HTTP status for different conflict scenarios

I'm implementing user registration for a Web Service.

When somebody wants to register an account, my WS sends an activation link to his/her mail. Until this link is clicked, user account is not activated (but the info is persisted in database, so the resource exists).

So my question is, if you try to register the same mail several times, you will get a 409 CONFLICT code. But there are two scenarios right there:

  • User account pending on confirmation
  • User already registered and activated
  • I would like to know what is the right approach. Should I "invent" an HTTP status 4XX to distinguish them, or send 409 with a JSON with info? other solutions?

    Thx!

    EDIT:

    I have found this response -> https://stackoverflow.com/a/3290369/1171280 where Piskvor suggest to use 409 status and request header to explain the reason why it failed and/or body. Which one? header? body? both?

    What do you think?

    EDIT 2:

    HTTP status + body with detailed error (with machine-parseable codes even) is OK, Twitter does that (https://dev.twitter.com/docs/error-codes-responses) and RESPECT :) . But I still doubt with 403 vs 409... :S


    Pending account is a special type of a user account, so I think both accounts (already registered and pending) are same in the context of your question. You should return 409 in both cases. For the REST API both are same cases because that resource already exists in the system.
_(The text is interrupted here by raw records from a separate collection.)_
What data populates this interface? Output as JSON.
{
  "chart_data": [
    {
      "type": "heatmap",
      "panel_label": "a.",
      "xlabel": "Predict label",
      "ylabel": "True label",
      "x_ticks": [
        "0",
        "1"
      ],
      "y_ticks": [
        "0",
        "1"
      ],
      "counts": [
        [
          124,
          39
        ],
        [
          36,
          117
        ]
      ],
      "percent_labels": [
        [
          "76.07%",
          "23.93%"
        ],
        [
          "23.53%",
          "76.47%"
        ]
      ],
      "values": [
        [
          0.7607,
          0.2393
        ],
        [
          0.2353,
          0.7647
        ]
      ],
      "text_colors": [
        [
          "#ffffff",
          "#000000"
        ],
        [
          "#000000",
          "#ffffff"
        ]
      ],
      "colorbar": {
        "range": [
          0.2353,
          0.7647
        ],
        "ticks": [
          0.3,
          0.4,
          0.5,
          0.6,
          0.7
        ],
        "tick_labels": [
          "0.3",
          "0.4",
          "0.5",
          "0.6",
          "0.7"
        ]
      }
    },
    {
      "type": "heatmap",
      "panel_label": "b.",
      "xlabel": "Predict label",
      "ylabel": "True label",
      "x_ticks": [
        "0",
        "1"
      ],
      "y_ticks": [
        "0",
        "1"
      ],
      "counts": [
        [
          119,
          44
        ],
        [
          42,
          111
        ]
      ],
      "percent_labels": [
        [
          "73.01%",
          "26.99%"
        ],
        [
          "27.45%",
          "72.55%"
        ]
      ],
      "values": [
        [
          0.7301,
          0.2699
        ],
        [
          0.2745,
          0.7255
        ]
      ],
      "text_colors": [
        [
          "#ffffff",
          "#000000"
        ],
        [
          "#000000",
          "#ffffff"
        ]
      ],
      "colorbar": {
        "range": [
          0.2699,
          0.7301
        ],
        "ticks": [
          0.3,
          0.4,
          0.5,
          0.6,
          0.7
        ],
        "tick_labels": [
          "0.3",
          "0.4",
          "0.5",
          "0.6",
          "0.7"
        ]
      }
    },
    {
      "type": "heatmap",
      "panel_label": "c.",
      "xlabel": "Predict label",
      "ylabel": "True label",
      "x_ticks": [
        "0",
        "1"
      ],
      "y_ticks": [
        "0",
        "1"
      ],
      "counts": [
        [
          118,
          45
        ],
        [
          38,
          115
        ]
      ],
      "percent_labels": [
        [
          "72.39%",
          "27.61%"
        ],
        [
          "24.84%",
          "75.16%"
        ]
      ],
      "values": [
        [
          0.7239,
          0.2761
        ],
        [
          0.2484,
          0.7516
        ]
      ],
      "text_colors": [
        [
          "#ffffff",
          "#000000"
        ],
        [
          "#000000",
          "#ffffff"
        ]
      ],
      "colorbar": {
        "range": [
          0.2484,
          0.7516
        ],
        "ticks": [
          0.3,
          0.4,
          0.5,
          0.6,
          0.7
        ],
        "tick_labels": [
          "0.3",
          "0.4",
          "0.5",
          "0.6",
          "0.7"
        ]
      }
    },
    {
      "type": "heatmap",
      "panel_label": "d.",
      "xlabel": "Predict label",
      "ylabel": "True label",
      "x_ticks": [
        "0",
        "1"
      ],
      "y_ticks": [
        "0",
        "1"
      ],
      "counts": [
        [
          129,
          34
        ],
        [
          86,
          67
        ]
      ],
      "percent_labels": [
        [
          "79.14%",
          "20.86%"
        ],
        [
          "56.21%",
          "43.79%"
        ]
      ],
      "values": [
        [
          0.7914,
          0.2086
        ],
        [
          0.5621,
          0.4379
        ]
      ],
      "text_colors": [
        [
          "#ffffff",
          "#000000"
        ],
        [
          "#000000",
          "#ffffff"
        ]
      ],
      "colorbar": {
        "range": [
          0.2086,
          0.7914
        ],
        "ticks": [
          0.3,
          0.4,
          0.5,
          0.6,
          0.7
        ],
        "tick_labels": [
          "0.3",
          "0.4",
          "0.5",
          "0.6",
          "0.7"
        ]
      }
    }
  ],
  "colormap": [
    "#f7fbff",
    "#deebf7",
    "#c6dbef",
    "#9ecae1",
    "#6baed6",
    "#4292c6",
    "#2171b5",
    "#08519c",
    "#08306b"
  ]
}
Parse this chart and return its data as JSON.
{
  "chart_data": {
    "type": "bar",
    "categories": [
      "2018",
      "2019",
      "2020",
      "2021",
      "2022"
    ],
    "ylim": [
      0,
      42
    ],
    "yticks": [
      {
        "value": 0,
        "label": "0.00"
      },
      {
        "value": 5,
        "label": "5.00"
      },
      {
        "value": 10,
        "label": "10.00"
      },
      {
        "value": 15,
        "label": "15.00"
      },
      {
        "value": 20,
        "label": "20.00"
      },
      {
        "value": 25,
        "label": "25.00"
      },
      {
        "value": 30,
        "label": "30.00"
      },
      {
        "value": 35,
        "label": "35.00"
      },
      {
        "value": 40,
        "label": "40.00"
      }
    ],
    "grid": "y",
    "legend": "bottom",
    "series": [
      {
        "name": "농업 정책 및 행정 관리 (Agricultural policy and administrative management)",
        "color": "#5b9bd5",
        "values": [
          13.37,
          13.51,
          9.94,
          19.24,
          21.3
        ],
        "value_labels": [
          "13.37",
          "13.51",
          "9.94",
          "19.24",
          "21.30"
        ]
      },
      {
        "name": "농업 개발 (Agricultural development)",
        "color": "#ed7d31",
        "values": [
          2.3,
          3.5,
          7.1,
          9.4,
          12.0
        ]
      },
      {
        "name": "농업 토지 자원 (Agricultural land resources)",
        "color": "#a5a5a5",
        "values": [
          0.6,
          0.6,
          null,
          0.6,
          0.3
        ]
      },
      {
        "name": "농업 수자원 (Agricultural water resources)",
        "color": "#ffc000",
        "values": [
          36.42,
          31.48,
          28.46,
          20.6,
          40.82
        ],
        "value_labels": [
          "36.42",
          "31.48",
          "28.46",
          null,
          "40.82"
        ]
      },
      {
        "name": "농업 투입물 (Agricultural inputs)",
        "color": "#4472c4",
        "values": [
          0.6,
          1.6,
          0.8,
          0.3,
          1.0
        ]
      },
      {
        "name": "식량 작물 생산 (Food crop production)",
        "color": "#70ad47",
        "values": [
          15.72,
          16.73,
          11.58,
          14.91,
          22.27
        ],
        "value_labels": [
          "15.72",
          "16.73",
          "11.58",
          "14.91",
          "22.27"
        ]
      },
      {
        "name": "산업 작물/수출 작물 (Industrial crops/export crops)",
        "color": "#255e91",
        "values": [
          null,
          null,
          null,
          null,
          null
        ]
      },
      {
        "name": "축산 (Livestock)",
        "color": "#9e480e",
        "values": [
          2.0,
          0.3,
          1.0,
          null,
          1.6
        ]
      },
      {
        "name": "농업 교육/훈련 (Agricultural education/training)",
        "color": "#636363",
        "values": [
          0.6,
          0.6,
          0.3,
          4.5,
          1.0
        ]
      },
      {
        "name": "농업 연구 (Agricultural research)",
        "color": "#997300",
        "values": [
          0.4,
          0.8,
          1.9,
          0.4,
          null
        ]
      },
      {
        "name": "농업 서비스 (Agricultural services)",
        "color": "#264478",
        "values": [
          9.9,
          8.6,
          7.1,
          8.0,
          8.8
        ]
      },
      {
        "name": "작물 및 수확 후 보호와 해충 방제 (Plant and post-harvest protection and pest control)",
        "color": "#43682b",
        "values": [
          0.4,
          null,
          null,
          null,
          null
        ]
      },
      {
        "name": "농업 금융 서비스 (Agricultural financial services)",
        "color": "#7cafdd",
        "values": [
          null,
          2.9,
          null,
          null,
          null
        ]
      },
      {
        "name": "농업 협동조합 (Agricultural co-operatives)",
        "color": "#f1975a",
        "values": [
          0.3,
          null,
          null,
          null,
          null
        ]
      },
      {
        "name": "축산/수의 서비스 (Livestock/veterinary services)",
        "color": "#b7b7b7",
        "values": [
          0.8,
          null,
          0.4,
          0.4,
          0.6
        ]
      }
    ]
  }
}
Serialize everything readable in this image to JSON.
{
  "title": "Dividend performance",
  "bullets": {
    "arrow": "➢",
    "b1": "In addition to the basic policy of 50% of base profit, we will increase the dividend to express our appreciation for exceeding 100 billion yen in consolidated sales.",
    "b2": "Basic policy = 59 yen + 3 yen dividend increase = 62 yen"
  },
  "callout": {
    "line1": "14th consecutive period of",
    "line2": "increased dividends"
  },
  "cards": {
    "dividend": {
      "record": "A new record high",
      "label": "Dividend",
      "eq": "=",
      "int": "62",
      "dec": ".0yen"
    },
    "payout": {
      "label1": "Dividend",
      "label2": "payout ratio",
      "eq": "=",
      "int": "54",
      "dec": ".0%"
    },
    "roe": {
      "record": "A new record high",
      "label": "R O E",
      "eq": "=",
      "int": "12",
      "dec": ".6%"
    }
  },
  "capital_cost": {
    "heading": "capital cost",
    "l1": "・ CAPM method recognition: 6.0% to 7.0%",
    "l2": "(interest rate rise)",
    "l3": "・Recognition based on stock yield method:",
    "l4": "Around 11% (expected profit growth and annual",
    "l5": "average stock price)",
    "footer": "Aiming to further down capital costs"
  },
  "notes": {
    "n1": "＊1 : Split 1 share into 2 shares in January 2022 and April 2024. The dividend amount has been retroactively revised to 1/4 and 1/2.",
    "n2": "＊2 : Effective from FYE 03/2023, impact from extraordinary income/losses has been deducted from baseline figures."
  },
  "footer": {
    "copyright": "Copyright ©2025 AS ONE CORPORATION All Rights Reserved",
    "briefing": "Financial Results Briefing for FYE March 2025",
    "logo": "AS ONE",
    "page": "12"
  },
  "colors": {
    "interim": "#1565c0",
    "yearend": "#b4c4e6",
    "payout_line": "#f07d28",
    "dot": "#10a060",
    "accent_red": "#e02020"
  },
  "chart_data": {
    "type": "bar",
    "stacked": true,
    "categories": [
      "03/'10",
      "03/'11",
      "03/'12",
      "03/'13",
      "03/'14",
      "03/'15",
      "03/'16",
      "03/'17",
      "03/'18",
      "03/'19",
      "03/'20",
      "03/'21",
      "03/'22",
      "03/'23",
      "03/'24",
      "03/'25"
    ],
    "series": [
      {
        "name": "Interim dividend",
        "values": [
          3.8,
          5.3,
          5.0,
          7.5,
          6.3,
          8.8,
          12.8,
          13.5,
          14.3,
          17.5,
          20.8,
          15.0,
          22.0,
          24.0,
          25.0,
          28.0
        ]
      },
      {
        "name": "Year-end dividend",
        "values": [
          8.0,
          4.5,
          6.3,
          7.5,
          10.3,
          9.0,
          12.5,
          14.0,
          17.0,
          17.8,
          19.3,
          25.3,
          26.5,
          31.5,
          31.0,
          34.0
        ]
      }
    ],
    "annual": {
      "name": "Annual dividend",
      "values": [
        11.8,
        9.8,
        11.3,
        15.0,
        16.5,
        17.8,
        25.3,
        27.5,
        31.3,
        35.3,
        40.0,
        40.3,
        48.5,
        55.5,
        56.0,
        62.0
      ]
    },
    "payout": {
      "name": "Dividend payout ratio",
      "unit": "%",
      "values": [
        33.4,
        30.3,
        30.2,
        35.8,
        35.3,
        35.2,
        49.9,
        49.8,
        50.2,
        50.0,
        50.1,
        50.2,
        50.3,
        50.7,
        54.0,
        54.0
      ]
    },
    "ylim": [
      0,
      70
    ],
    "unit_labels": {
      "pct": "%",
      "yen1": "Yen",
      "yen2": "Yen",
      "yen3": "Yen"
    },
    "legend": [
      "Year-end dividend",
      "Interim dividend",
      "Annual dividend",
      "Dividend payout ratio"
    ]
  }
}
    Regarding your updated question, I would suggest using body (JSON) to send out error(s) instead of using a custom HTTP header to explain the reason why the call failed. Reason is that in the body can you have multiple error messages (each one as a separate JSON object/array element) where as in the header you can have only one (though you can split based on some character). Other reason is that you can have one generic error handling method which looks for an "error" object in the JSON instead of looking for different custom headers for each failure scenario.

    HTTP codes:

    403 - The server understood the request, but is refusing to fulfill it. Authorization will not help and the request SHOULD NOT be repeated.

    409 - The request could not be completed due to a conflict with the current state of the resource. This code is only allowed in situations where it is expected that the user might be able to resolve the conflict and resubmit the request.

    I think it should be 409 because the conflict can be resolved by re-issuing the request with different email address.


    HTTP status codes are not meant to "invented".

    409 CONFLICT sounds OK to me. Including details in the body ist OK, too, if your client needs to know.


    Don't use 409. Use 403.

    [409] is only allowed in situations where it is expected that the user might be able to resolve the conflict and resubmit the request.

    It's for a request that should have been OK, but has a problem that can be resolved. If you edit a document and PUT the revised text but someone else did the same thing before you did, you should have a chance to look at the other person's work so you don't accidentally undo all their work. You'd get a 409 which means, if you want to revise it, you should send your revision with an indication that you've seen the latest revision by the other person -- ie you know what you're doing.

    There's no way to 'correct' a redundant attempt to register. The only way to avoid the conflict is to register with a different username, but that's very incorrect.

    I'm imagining a POST request that takes a username and email address and creates a new resource dedicated to that new user (which should now be used for validation), sending that resource's URL in an email. So you're dealing with the refusal of the POST request handler to create a new resource, for a reason specific to the business model of your application (rather than an HTTP-related reason like bad syntax).

    There's no status code more specific to what you want than 403. In this case, all you should use HTTP's vocabulary to communicate is 'that's not allowed' -- use the layer on top of HTTP to communicate why, like a polite HTML page or a JSON object for the client to understand and render as a polite HTML page.